この映画の登場人物たちが、僕たち観客に現実を変えるほどの魔法をかけてくれるのを。
作り物の投影でしかない「映画」と観客が、スクリーンを越えて交感する素晴らしいエンディングを。
ピーター・パンがティンカー・ベルの命を救うために、読者の子どもたちに「拍手」を求めたように。
惜しいなぁ。
まぁ、そんな感じでぶつくさ文句も言ってきましたが、いろいろと想像を羽ばたかせてくれるなかなか楽しい映画でしたよ。
ちなみに、ジャックを演じるデイヴ・フランコは、ジェームズ・フランコの弟。たしかに似てるね。

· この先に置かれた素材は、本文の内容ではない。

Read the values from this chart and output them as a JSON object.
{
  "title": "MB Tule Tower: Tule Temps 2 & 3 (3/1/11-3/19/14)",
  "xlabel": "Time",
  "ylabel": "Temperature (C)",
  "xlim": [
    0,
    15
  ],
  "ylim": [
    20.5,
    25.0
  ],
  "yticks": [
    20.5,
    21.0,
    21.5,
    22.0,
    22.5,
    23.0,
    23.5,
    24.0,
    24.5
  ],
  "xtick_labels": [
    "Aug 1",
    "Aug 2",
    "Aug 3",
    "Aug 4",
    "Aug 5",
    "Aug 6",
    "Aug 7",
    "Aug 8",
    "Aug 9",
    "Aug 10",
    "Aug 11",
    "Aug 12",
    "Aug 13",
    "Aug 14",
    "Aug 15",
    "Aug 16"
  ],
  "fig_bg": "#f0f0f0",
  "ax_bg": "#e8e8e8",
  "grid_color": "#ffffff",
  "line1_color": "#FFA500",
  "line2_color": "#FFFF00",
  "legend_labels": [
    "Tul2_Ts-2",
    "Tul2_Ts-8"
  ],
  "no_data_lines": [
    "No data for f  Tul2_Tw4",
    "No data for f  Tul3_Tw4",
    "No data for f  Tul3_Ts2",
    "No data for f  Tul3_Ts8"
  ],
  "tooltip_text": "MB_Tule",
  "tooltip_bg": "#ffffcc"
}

ジェシー・アイゼンバーグはいつものように早口で女の子からは「冷たい」と言われてるし、ウディ・ハレルソンはハゲてるし(おなじ監督による『トランスポーター』のジェイソン・ステイサムからのハゲつながりか?)、メラニー・ロランはかわいかったし、あいかわらずモーガン・フリーマンはどこにでも出てくるし。
「実写版ルパン三世」といいながらもシリーズ化は難しい作品だけど(どうやらオリジナル版にはエンドクレジットのあとにつづきがあるようなんだけど、日本版にはなかった)、気になってるかたはごらんになってみてはいかがでしょうか。